Julian Baggini's review of Rebecca Goldstein's new book is here. I agree with him about all the smarty-pants characters. So beautiful! So brilliant! So...boring! I'm awfully sorry to say that the book sags badly in the middle--and by the middle I mean about 300 pages. I did love the first 50 pages though--really loved them! My next column is about the book, so I won't say more. By which I mean--next after the current issue (in which I review Avatar).
p.s. I couldn't disagree more with this explanation why Avatar lost. It lost because it was Disney-like and predictable, despite being utterly gorgeous.
I read her book, Betraying Spinoza, and while it was very very clever, it told me a lot about Rebecca Goldstein and not enough about Spinoza.
I agree with you and Julian about the smarty-pants characters, especially since one knows how beautiful! and brilliant! she and Steve are, so it's impossible to read about the s-p characters without feeling as if it's self-referential, and given all the admiration, that's...erm.
How about that Texas school board, huh?
I did really like the first 50 pages! Yeah, I kept thinking about Rebecca and Steve while reading. The book seems just a wee bit self-congratulatory. Look at us--aren't we marvelous? Except the first 50, which parodies academia in a way I found totally hilarious.
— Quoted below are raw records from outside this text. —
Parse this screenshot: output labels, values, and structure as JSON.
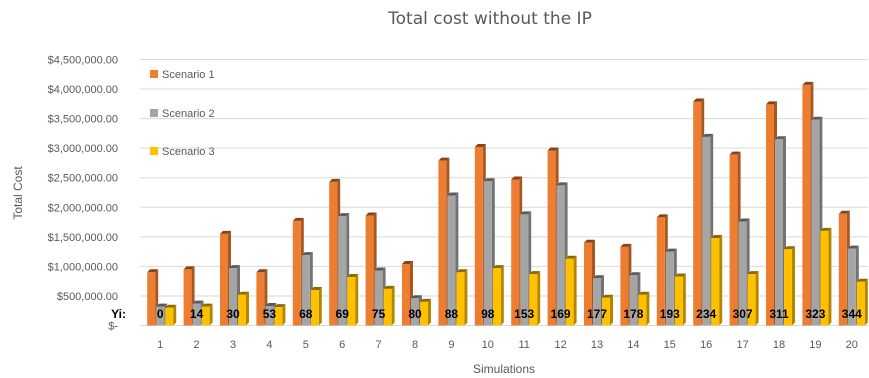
{
  "chart_data": {
    "type": "bar",
    "title": "Total cost without the IP",
    "xlabel": "Simulations",
    "ylabel": "Total Cost",
    "ylim": [
      0,
      4500000
    ],
    "yticks": [
      "$-",
      "$500,000.00",
      "$1,000,000.00",
      "$1,500,000.00",
      "$2,000,000.00",
      "$2,500,000.00",
      "$3,000,000.00",
      "$3,500,000.00",
      "$4,000,000.00",
      "$4,500,000.00"
    ],
    "grid": true,
    "legend_position": "top-left",
    "categories": [
      "1",
      "2",
      "3",
      "4",
      "5",
      "6",
      "7",
      "8",
      "9",
      "10",
      "11",
      "12",
      "13",
      "14",
      "15",
      "16",
      "17",
      "18",
      "19",
      "20"
    ],
    "series": [
      {
        "name": "Scenario 1",
        "color": "#ed7d31",
        "values": [
          900000,
          950000,
          1550000,
          900000,
          1770000,
          2430000,
          1860000,
          1040000,
          2790000,
          3020000,
          2470000,
          2960000,
          1400000,
          1330000,
          1830000,
          3790000,
          2890000,
          3740000,
          4070000,
          1890000
        ]
      },
      {
        "name": "Scenario 2",
        "color": "#a5a5a5",
        "values": [
          320000,
          370000,
          970000,
          330000,
          1190000,
          1850000,
          930000,
          460000,
          2200000,
          2440000,
          1880000,
          2370000,
          800000,
          850000,
          1250000,
          3190000,
          1760000,
          3150000,
          3480000,
          1300000
        ]
      },
      {
        "name": "Scenario 3",
        "color": "#ffc000",
        "values": [
          300000,
          320000,
          520000,
          310000,
          600000,
          820000,
          620000,
          400000,
          900000,
          970000,
          870000,
          1130000,
          470000,
          520000,
          830000,
          1480000,
          870000,
          1290000,
          1600000,
          740000
        ]
      }
    ],
    "annotation_label": "Yi:",
    "annotations": [
      "0",
      "14",
      "30",
      "53",
      "68",
      "69",
      "75",
      "80",
      "88",
      "98",
      "153",
      "169",
      "177",
      "178",
      "193",
      "234",
      "307",
      "311",
      "323",
      "344"
    ]
  }
}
Re: Texas school board. The blood boils. I read the whole NYT article to my kids yesterday and had to explain to them that things they read in textbooks are not necessarily true. There are dentists out there deciding what it would be good for them to think. It's totally appalling that this is the case.
(But then, to calm myself down, I also pointed out that textbook writers sometimes distort history to give women and minorities more role models...which led to an interesting discussion. Is that bad?]
I was a bookish child, much too bookish for my parents' taste, and whenever he saw me reading, my father would comment with certain superiority: don't believe everything that you read in books. My father represented an ignorant, materialistic businessman (I never considered that I was buying books due to his earning power), a advocate of the school of hard knocks, and I paid him no heed. In fact, I believed far too much what I read in books, especially what I wanted to believe. Of course, I had little life experience to compare with my reading experience. Still, it's good that children, especially bookish children, learn that they cannot believe all they read. Everyone needs a Descartes moment or several Descartes moments in life, when they become, if only for a moment, skeptical of all they have read and heard from parents and teachers. Hopefully, those Descartes moments begin as early as possible in life. Without those Descartes moments, bookish children tend to grow into Don Quijote, who believed everything that he read.
The blood does indeed boil. (Have you seen the blow-by-blow liveblogging by the Texas Freedom Network? Good stuff. You Are There as ignorami toss Jefferson in favor of Aquinas and Calvin. Erk.)
True about textbooks of course. Textbooks by their nature very unideal. Sigh.